With the release of various updated Linux distributions on our Classic VPS, I thought I’d write a post comparing my two favourite distributions: Ubuntu and Debian. I should say in advance that it has always been my view that Ubuntu is for the desktop and Debian is for the server; and I have used both operating systems in these respective roles for many years. However as Ubuntu matures and gains more commercial support from vendors and Canonical, this simplistic view of the distributions is now changing.
Stability and release cycle
One of the major differences between Debian and Ubuntu is their respective release cycles. Debian runs parallel stable and testing versions of the operating system over a 2 year release cycle. Whereas Ubuntu releases a new version every 6 months, with a stable ‘long term support’ (LTS) release every 2 years.

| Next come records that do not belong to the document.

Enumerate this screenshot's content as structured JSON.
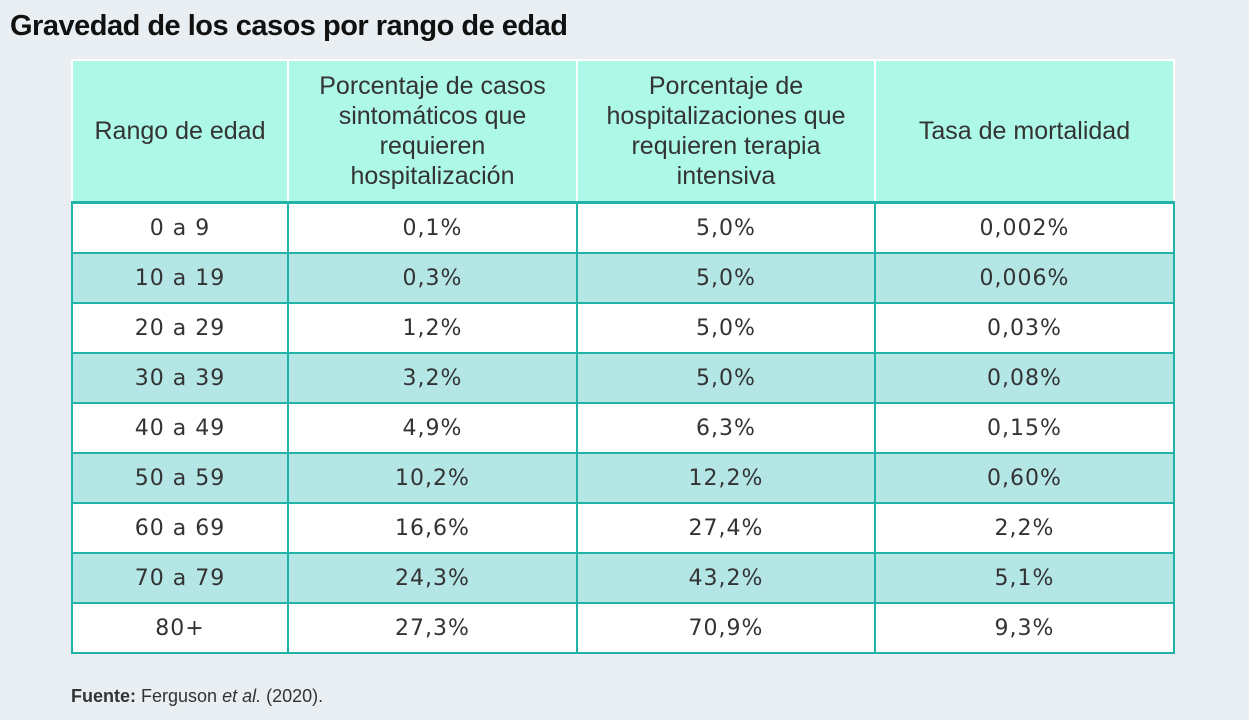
{
  "title": "Gravedad de los casos por rango de edad",
  "colors": {
    "header_bg": "#adf8e6",
    "stripe_bg": "#b3e6e5",
    "border": "#22b3a8",
    "page_bg": "#e8eef1"
  },
  "chart_data": {
    "type": "table",
    "columns": [
      "Rango de edad",
      "Porcentaje de casos sintomáticos que requieren hospitalización",
      "Porcentaje de hospitalizaciones que requieren terapia intensiva",
      "Tasa de mortalidad"
    ],
    "rows": [
      [
        "0 a 9",
        "0,1%",
        "5,0%",
        "0,002%"
      ],
      [
        "10 a 19",
        "0,3%",
        "5,0%",
        "0,006%"
      ],
      [
        "20 a 29",
        "1,2%",
        "5,0%",
        "0,03%"
      ],
      [
        "30 a 39",
        "3,2%",
        "5,0%",
        "0,08%"
      ],
      [
        "40 a 49",
        "4,9%",
        "6,3%",
        "0,15%"
      ],
      [
        "50 a 59",
        "10,2%",
        "12,2%",
        "0,60%"
      ],
      [
        "60 a 69",
        "16,6%",
        "27,4%",
        "2,2%"
      ],
      [
        "70 a 79",
        "24,3%",
        "43,2%",
        "5,1%"
      ],
      [
        "80+",
        "27,3%",
        "70,9%",
        "9,3%"
      ]
    ]
  },
  "source": {
    "label": "Fuente:",
    "author": "Ferguson",
    "etal": "et al.",
    "year": "(2020)."
  }
}
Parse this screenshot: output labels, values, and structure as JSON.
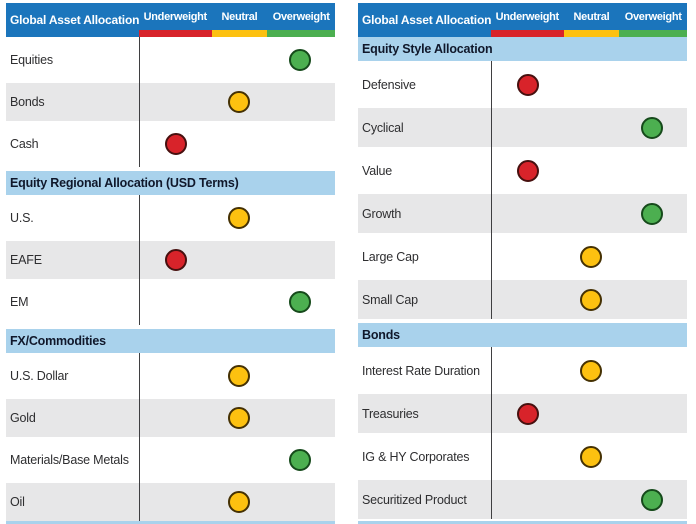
{
  "colors": {
    "header_blue": "#1B75BC",
    "section_blue": "#A9D2EC",
    "row_alt_gray": "#E7E7E8",
    "underweight_red": "#D8232A",
    "neutral_yellow": "#FDC110",
    "overweight_green": "#4CAF50",
    "divider_line": "#3F3F41",
    "bottom_rule_blue": "#A9D2EC"
  },
  "chart_data": [
    {
      "type": "table",
      "title": "Global Asset Allocation",
      "columns": [
        "Underweight",
        "Neutral",
        "Overweight"
      ],
      "column_colors": [
        "#D8232A",
        "#FDC110",
        "#4CAF50"
      ],
      "legend_position": "top",
      "sections": [
        {
          "title": "",
          "rows": [
            {
              "label": "Equities",
              "rating": "Overweight"
            },
            {
              "label": "Bonds",
              "rating": "Neutral"
            },
            {
              "label": "Cash",
              "rating": "Underweight"
            }
          ]
        },
        {
          "title": "Equity Regional Allocation (USD Terms)",
          "rows": [
            {
              "label": "U.S.",
              "rating": "Neutral"
            },
            {
              "label": "EAFE",
              "rating": "Underweight"
            },
            {
              "label": "EM",
              "rating": "Overweight"
            }
          ]
        },
        {
          "title": "FX/Commodities",
          "rows": [
            {
              "label": "U.S. Dollar",
              "rating": "Neutral"
            },
            {
              "label": "Gold",
              "rating": "Neutral"
            },
            {
              "label": "Materials/Base Metals",
              "rating": "Overweight"
            },
            {
              "label": "Oil",
              "rating": "Neutral"
            }
          ]
        }
      ]
    },
    {
      "type": "table",
      "title": "Global Asset Allocation",
      "columns": [
        "Underweight",
        "Neutral",
        "Overweight"
      ],
      "column_colors": [
        "#D8232A",
        "#FDC110",
        "#4CAF50"
      ],
      "legend_position": "top",
      "sections": [
        {
          "title": "Equity Style Allocation",
          "rows": [
            {
              "label": "Defensive",
              "rating": "Underweight"
            },
            {
              "label": "Cyclical",
              "rating": "Overweight"
            },
            {
              "label": "Value",
              "rating": "Underweight"
            },
            {
              "label": "Growth",
              "rating": "Overweight"
            },
            {
              "label": "Large Cap",
              "rating": "Neutral"
            },
            {
              "label": "Small Cap",
              "rating": "Neutral"
            }
          ]
        },
        {
          "title": "Bonds",
          "rows": [
            {
              "label": "Interest Rate Duration",
              "rating": "Neutral"
            },
            {
              "label": "Treasuries",
              "rating": "Underweight"
            },
            {
              "label": "IG & HY Corporates",
              "rating": "Neutral"
            },
            {
              "label": "Securitized Product",
              "rating": "Overweight"
            }
          ]
        }
      ]
    }
  ]
}
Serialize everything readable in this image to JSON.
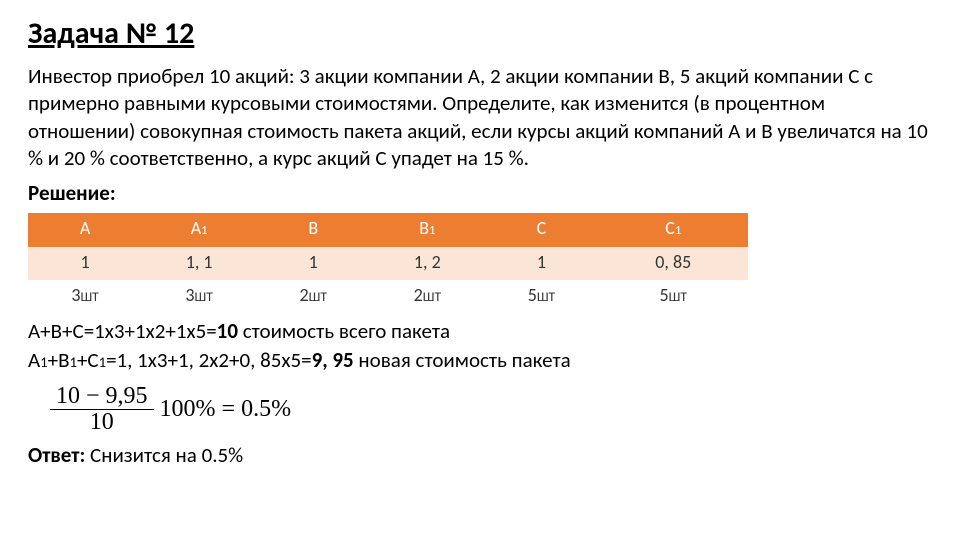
{
  "title": "Задача № 12",
  "problem": "Инвестор приобрел 10 акций: 3 акции компании А, 2 акции компании В, 5 акций компании С с примерно равными курсовыми стоимостями. Определите, как изменится (в процентном отношении) совокупная стоимость пакета акций, если курсы акций компаний А и В увеличатся на 10 % и 20 % соответственно, а курс акций С упадет на 15 %.",
  "solution_label": "Решение:",
  "table": {
    "headers": [
      "А",
      "А",
      "В",
      "В",
      "С",
      "С"
    ],
    "header_sub": [
      "",
      "1",
      "",
      "1",
      "",
      "1"
    ],
    "row1": [
      "1",
      "1, 1",
      "1",
      "1, 2",
      "1",
      "0, 85"
    ],
    "row2_num": [
      "3",
      "3",
      "2",
      "2",
      "5",
      "5"
    ],
    "row2_unit": [
      "ШТ",
      "ШТ",
      "ШТ",
      "ШТ",
      "ШТ",
      "ШТ"
    ],
    "header_bg": "#ed7d31",
    "header_fg": "#ffffff",
    "row1_bg": "#fbe5d6",
    "row2_bg": "#ffffff"
  },
  "calc1_prefix": "А+В+С=1х3+1х2+1х5=",
  "calc1_bold": "10",
  "calc1_suffix": " стоимость всего пакета",
  "calc2_a": "А",
  "calc2_b": "+В",
  "calc2_c": "+С",
  "calc2_mid": "=1, 1х3+1, 2х2+0, 85х5=",
  "calc2_bold": "9, 95",
  "calc2_suffix": " новая стоимость пакета",
  "sub1": "1",
  "formula": {
    "numerator": "10 − 9,95",
    "denominator": "10",
    "tail": "100% = 0.5%"
  },
  "answer_label": "Ответ:",
  "answer_text": " Снизится на 0.5%"
}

Debian’s stable version is supported for 3 years; that is it will remain supported and continue to receive security patches for up to 1 year after the new stable version has been released. While Debian’s stability is second to none, this relatively short release cycle for stable editions means you will have to keep on top of your updates and plan to upgrade sooner rather than later when a new stable version is released.

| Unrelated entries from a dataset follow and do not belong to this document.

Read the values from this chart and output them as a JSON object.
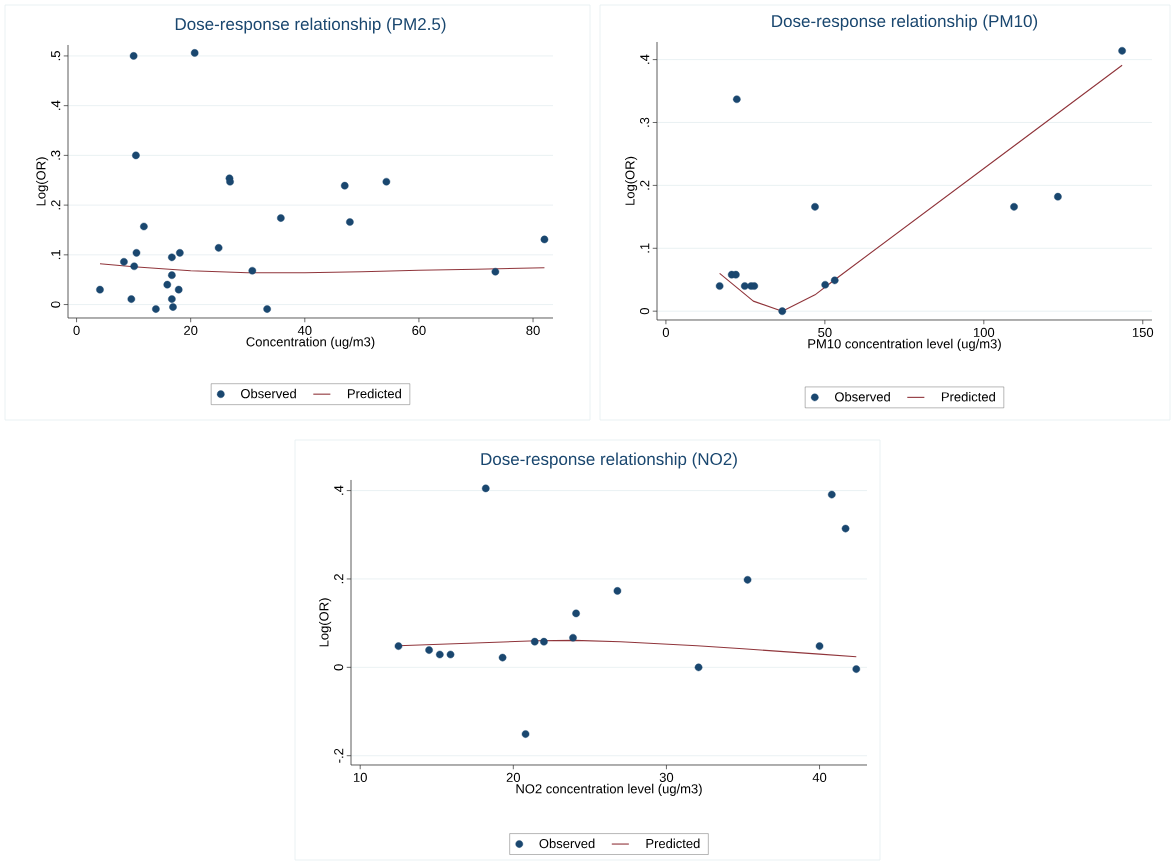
{
  "chart_data": [
    {
      "type": "scatter",
      "title": "Dose-response relationship (PM2.5)",
      "xlabel": "Concentration (ug/m3)",
      "ylabel": "Log(OR)",
      "xlim": [
        -1.5,
        83.5
      ],
      "ylim": [
        -0.027,
        0.522
      ],
      "xticks": [
        0,
        20,
        40,
        60,
        80
      ],
      "yticks": [
        {
          "value": 0,
          "label": "0"
        },
        {
          "value": 0.1,
          "label": ".1"
        },
        {
          "value": 0.2,
          "label": ".2"
        },
        {
          "value": 0.3,
          "label": ".3"
        },
        {
          "value": 0.4,
          "label": ".4"
        },
        {
          "value": 0.5,
          "label": ".5"
        }
      ],
      "grid": "y",
      "legend": "bottom",
      "series": [
        {
          "name": "Observed",
          "marker": "circle",
          "color": "#1a476f",
          "x": [
            4.1,
            10.0,
            20.7,
            10.4,
            11.8,
            8.3,
            10.1,
            10.5,
            9.6,
            13.9,
            15.9,
            16.7,
            16.7,
            16.7,
            16.9,
            18.1,
            17.9,
            24.9,
            26.8,
            26.9,
            30.8,
            33.4,
            35.8,
            47.0,
            47.9,
            54.3,
            73.4,
            82.0
          ],
          "values": [
            0.03,
            0.5,
            0.506,
            0.3,
            0.157,
            0.086,
            0.077,
            0.104,
            0.011,
            -0.009,
            0.04,
            0.095,
            0.059,
            0.011,
            -0.005,
            0.104,
            0.03,
            0.114,
            0.254,
            0.247,
            0.068,
            -0.009,
            0.174,
            0.239,
            0.166,
            0.247,
            0.066,
            0.131
          ]
        },
        {
          "name": "Predicted",
          "type": "line",
          "marker": "none",
          "color": "#90353b",
          "x": [
            4.1,
            10,
            20,
            30,
            40,
            50,
            60,
            70,
            82
          ],
          "values": [
            0.082,
            0.076,
            0.068,
            0.064,
            0.064,
            0.066,
            0.069,
            0.071,
            0.074
          ]
        }
      ]
    },
    {
      "type": "scatter",
      "title": "Dose-response relationship (PM10)",
      "xlabel": "PM10 concentration level (ug/m3)",
      "ylabel": "Log(OR)",
      "xlim": [
        -2.8,
        152.9
      ],
      "ylim": [
        -0.014,
        0.428
      ],
      "xticks": [
        0,
        50,
        100,
        150
      ],
      "yticks": [
        {
          "value": 0,
          "label": "0"
        },
        {
          "value": 0.1,
          "label": ".1"
        },
        {
          "value": 0.2,
          "label": ".2"
        },
        {
          "value": 0.3,
          "label": ".3"
        },
        {
          "value": 0.4,
          "label": ".4"
        }
      ],
      "grid": "y",
      "legend": "bottom",
      "series": [
        {
          "name": "Observed",
          "marker": "circle",
          "color": "#1a476f",
          "x": [
            16.9,
            20.7,
            22.0,
            22.3,
            24.8,
            26.8,
            27.8,
            36.6,
            46.9,
            50.1,
            53.1,
            109.5,
            123.3,
            143.5
          ],
          "values": [
            0.04,
            0.058,
            0.058,
            0.337,
            0.04,
            0.04,
            0.04,
            0.0,
            0.166,
            0.042,
            0.049,
            0.166,
            0.182,
            0.414
          ]
        },
        {
          "name": "Predicted",
          "type": "line",
          "marker": "none",
          "color": "#90353b",
          "x": [
            16.9,
            27.5,
            36.6,
            46.9,
            53.1,
            143.5
          ],
          "values": [
            0.06,
            0.016,
            0.0,
            0.026,
            0.05,
            0.391
          ]
        }
      ]
    },
    {
      "type": "scatter",
      "title": "Dose-response relationship (NO2)",
      "xlabel": "NO2 concentration level (ug/m3)",
      "ylabel": "Log(OR)",
      "xlim": [
        9.4,
        43.1
      ],
      "ylim": [
        -0.221,
        0.424
      ],
      "xticks": [
        10,
        20,
        30,
        40
      ],
      "yticks": [
        {
          "value": -0.2,
          "label": "-.2"
        },
        {
          "value": 0,
          "label": "0"
        },
        {
          "value": 0.2,
          "label": ".2"
        },
        {
          "value": 0.4,
          "label": ".4"
        }
      ],
      "grid": "y",
      "legend": "bottom",
      "series": [
        {
          "name": "Observed",
          "marker": "circle",
          "color": "#1a476f",
          "x": [
            12.5,
            14.5,
            15.2,
            15.9,
            18.2,
            19.3,
            20.8,
            21.4,
            22.0,
            23.9,
            24.1,
            26.8,
            32.1,
            35.3,
            40.0,
            40.8,
            41.7,
            42.4
          ],
          "values": [
            0.048,
            0.039,
            0.029,
            0.029,
            0.405,
            0.022,
            -0.151,
            0.058,
            0.058,
            0.067,
            0.122,
            0.173,
            0.0,
            0.198,
            0.048,
            0.391,
            0.314,
            -0.004
          ]
        },
        {
          "name": "Predicted",
          "type": "line",
          "marker": "none",
          "color": "#90353b",
          "x": [
            12.5,
            21.5,
            24,
            27,
            32,
            35,
            40,
            42.4
          ],
          "values": [
            0.049,
            0.06,
            0.061,
            0.058,
            0.049,
            0.042,
            0.03,
            0.024
          ]
        }
      ]
    }
  ]
}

The LTS version of Ubuntu remains stable and supported for 5 years from the release date. This means the latest Ubuntu LTS version, 12.04, will be supported by Canonical until 2017, leaving plenty of time to plan your upgrade to a future release.
Up to date packages
Ubuntu’s fast release cycle is one of the main reasons it has dominated Debian for desktop use; this makes for a more modern and up to date desktop environment. However, while you might want the latest desktop bling on your home laptop, it is likely that stability and security will be far more important for your Linux web server.
Ubuntu 12.04 (LTS) uses Debian Testing as its base package repository, meaning they are putting software into a stable release while Debian is potentially 1 or 2 years away from doing the same. If you absolutely need the bleeding edge version of your operating environment, then there is no doubt Ubuntu will serve you better; but if you are looking for a well-tested and highly stable environment, Debian is the best choice.
Ubuntu is backed by a commercial organisation called Canonical, run by founder Mark Shuttleworth. This backing means you can purchase business grade support for your operating environment. Debian on the other hand is run by a purely non-commercial, community based team with support to match. The obvious advantage of commercial support is offset by the potential for Ubuntu to dismiss its ‘free’ roots as Redhat did with the creation of Fedora and Enterprise Linux. Both Debian and Ubuntu have active and generally helpful communities meaning any technical problem you run into is likely to be well documented. In the case of Ubuntu, the forums provide a great technical knowledge base and you’ll find yourself there often while learning and supporting the operating system.
Both distributions provide an rock solid easy to use web hosting operating system. There is very little between them in terms of choosing which one to go with; however it is my belief that while Ubuntu provides all the up to date bells and whistles, Debian has the edge due to its proven stability.